In contrast, Fearless Girl, created by artist Kristen Visbal, is a carefully calculated play—some say a publicity stunt—by financial firm State Street Global Advisors (SSGA) and advertising firm McCann New York. As Nick Pinto put it at the Village Voice: “Too Bad That Statue of a Girl Staring Down the Wall Street Bull Is a PR Stunt by Wall Street Patriarchs.”

“As such, the work’s pro-women message is a bit tainted. Both companies are predominantly run by men: Hyperallergic crunched the numbers and found McCann’s leadership was only 27 percent female. SSGA was even worse at just 18 percent. The gender gap, the very thing The Fearless Girl appears to be fighting, is alive and well at the companies that brought her into being. “Could there possibly be anything more patronizing,” asked Hyperallergic’s Jillian Steinhauer, “than two massive, male-dominated capitalist companies installing a branded statue of the most conceivably non-threatening version of womankind in supposed honor of a day devoted to women’s equality that was founded by the Socialist Party?”

(See the complete Artnet article https://news.artnet.com/exhibitions/fearless-girl-wall-street-art-installation-extended-904112?utm_campaign=artnetnews&utm_source=032817daily&utm_medium=email&utm_content=from_&utm_term=artnet%20News%20-%20European%20List%20Only )

In my opinion however, it shows that art has a great impact and can change the world, sometimes in totally unexpected ways!

This non-threatening but courageous little girl has become a potent symbol for the women’s movement as it makes its own statement about the strength and courage of women in the face of aggression — no matter what the original intent was of the firm that commissioned it.

You can never predict how art may transform the world !

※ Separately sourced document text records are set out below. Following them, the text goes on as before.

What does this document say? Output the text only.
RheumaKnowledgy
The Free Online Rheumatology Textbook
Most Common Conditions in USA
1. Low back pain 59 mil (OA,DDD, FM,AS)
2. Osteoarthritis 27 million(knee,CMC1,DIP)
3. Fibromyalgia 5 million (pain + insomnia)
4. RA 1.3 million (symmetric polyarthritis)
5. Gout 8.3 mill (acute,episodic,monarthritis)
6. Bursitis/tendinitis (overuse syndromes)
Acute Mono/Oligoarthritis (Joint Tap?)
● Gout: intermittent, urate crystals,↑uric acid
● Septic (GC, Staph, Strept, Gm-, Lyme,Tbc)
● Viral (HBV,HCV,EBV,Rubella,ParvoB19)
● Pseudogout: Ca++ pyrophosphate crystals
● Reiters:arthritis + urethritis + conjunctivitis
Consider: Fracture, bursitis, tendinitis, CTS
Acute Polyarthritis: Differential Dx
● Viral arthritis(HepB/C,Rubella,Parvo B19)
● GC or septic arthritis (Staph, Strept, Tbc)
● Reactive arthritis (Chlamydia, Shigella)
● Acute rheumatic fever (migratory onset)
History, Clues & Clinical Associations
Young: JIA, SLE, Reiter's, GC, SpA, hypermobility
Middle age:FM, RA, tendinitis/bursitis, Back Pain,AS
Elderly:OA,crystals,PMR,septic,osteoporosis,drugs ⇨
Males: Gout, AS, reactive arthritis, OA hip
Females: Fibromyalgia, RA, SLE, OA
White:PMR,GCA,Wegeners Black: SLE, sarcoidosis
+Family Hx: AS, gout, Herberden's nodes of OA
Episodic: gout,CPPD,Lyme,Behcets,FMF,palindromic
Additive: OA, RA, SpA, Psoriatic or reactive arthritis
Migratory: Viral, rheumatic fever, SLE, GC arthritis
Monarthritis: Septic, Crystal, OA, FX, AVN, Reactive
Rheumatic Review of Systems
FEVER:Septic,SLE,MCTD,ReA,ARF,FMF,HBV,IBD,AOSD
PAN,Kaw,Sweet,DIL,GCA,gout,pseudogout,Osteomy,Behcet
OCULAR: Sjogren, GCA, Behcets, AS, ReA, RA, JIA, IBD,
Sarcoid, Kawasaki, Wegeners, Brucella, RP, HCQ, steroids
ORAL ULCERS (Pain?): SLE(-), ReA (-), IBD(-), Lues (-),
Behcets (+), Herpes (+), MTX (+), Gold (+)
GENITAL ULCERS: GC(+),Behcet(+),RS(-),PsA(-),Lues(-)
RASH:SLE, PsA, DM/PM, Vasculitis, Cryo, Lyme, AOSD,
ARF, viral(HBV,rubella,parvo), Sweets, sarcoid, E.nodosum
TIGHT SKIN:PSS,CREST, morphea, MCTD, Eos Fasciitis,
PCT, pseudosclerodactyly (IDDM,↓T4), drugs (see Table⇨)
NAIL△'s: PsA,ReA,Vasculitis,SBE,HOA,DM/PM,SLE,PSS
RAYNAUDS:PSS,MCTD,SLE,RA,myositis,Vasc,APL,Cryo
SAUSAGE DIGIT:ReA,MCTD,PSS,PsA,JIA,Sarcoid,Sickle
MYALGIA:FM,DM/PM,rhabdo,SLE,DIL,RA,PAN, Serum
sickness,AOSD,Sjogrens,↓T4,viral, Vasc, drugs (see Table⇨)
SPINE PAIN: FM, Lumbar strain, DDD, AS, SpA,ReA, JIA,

see other articles at:  Artnet

https://news.artnet.com/exhibitions/fearless-girl-wall-street-art-installation-extended-904112?utm_campaign=artnetnews&utm_source=032817daily&utm_medium=email&utm_content=from_&utm_term=artnet%20News%20-%20European%20List%20Only

From the Cape Gazette, by Chris Flood, March 8, 2017.

http://www.capegazette.com/article/lewes%E2%80%99-kristen-visbal-creates-fearless-girl/128311

Fearless Girl was modeled and cast in two months, a process which typically takes six to eight months. The sculpture was cast in bronze at New Arts Foundry of Baltimore, Md.